More college for more kids.
That’s the goal of the Detroit Promise college scholarship program. It now offers Detroit high school seniors free tuition at four-year educational institutions.
To be eligible for the expanded four-year pilot program the students must live in Detroit, attend any Detroit high school, have a 3.0 GPA or better and score more than 21 on ACT or 1060 on SAT. It is available to four-year students that began this fall and also will include a second cohort that starts next fall.
Registration is now open for those graduating in summer 2017.
The additional funding is coming from private funds raised by the Michigan Education Excellence Foundation (MEEF), and the Promise partners are now developing options for the further extension of the program. The Detroit Regional Chamber is one of those partners.
Detroit Promise staff are visiting Detroit high schools to explain the program. Interested students can also talk to counselors or advisers to get more information and visit the Detroit Regional Chamber website for information on eligibility and to register.
“The Detroit Promise is changing lives,” says Mayor Mike Duggan. “This program is one of the most significant ways we are removing barriers to opportunity for young Detroiters so they can realize their full potential in life without the burden of student debt.”
Earlier this year the mayor launched the Detroit Promise Zone Authority that would permanently dedicate a portion of tax dollars to fund the two-year scholarships for any student who graduates from a high school in Detroit, whether public, private or charter. The money can also only be used at five community colleges in metro-Detroit. They are Henry Ford Community College, Wayne County Community College District, Schoolcraft College, Macomb Community College and Oakland Community College.

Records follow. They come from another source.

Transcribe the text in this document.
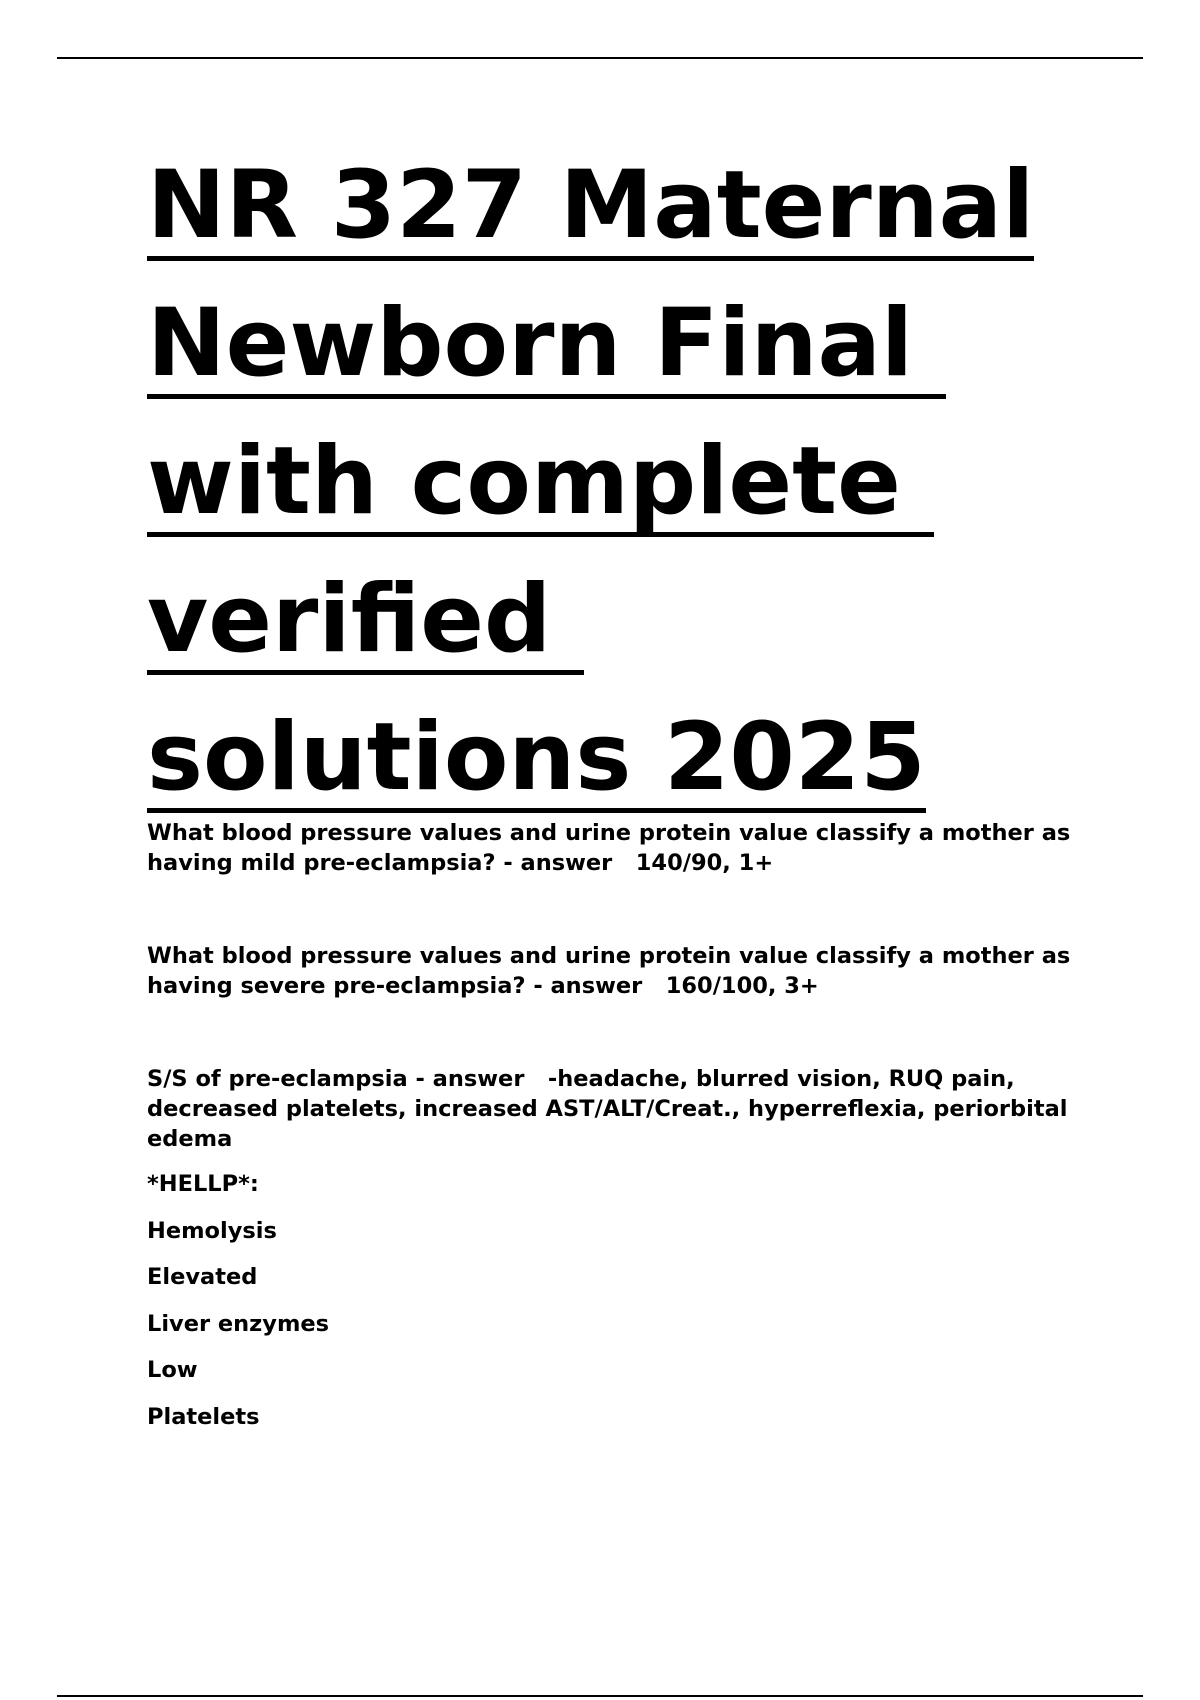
NR 327 Maternal
Newborn Final
with complete
verified
solutions 2025

What blood pressure values and urine protein value classify a mother as having mild pre-eclampsia? - answer 140/90, 1+

What blood pressure values and urine protein value classify a mother as having severe pre-eclampsia? - answer 160/100, 3+

S/S of pre-eclampsia - answer -headache, blurred vision, RUQ pain, decreased platelets, increased AST/ALT/Creat., hyperreflexia, periorbital edema

*HELLP*:

Hemolysis

Elevated

Liver enzymes

Low

Platelets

In the current academic year, more than 700 are receiving two-year or four-year, last-dollar scholarships – funding that covers any shortfall after other financial aid such as Pell Grants have been applied.
There is also a new success coaching program called Detroit Promise Path for Detroit Promise students attending community colleges. It’s modeled on an approach piloted in New York community colleges, which has resulted in graduation rates doubling among low-income, first-generation community college students.
Launched in 2013, the Detroit Promise program grew out of a collaborative effort between the Detroit Regional Chamber, Gov. Snyder and the Michigan Education Excellence Foundation (MEEF), which created and raised funds for the Detroit Scholarship Fund. In the past three years, nearly 2,000 Detroit high school graduates have had the opportunity to attend community college, tuition-free.
“The Detroit Promise is opening wide the doors of higher education opportunity to the young people of Detroit,” says Gov. Rick Snyder. “Michigan’s largest city is now also the largest city in the United States to guarantee all its young people the opportunity to earn a college degree tuition-free.”
The MEEF and the Detroit Regional Chamber will continue to fund the scholarships until the Detroit Promise Zone tax capture is permitted in 2018.
“In order for Detroit to compete and win in the 21st century global economy, the city needs world-class talent” says Sandy Baruah, president and CEO of the Detroit Regional Chamber. “We’re pleased to partner with Governor Snyder, Mayor Duggan, education partners and the funders to fulfill the Detroit Promise, and see post-secondary degrees increase in the city of Detroit.”
There is another program with a very similar name – the Detroit College Promise – that has been providing Detroit Public School students with scholarships for the past eight years.
As of July 1, 2015, the Detroit College Promise became a program of the Detroit Public Schools Foundation, which started processing scholarships beginning with the 2016-17 college academic year, and will continue for future years. Click here for details. For more information please contact them at (313) 873-3414 or firstname.lastname@example.org.
Here are the requirements:
- Attend a DPSCD or DPSCD authorized charter school from 9th-12th grades
- Live in Detroit from 9th- 12th grades
- Have applied for federal financial aid (FAFSA)
- Accepted to, and attend, a Michigan college or university
The scholarship amount of aid varies, depending upon the funds available.
During the 2015-16 college academic year, 183 students awarded scholarships, totaling $79,800.
Detroit has always been thought of as a city of physical labor and blue collar grit, and that is an important part of its past and present. These programs show the rest of the world and the the city itself that it has more to offer than just that.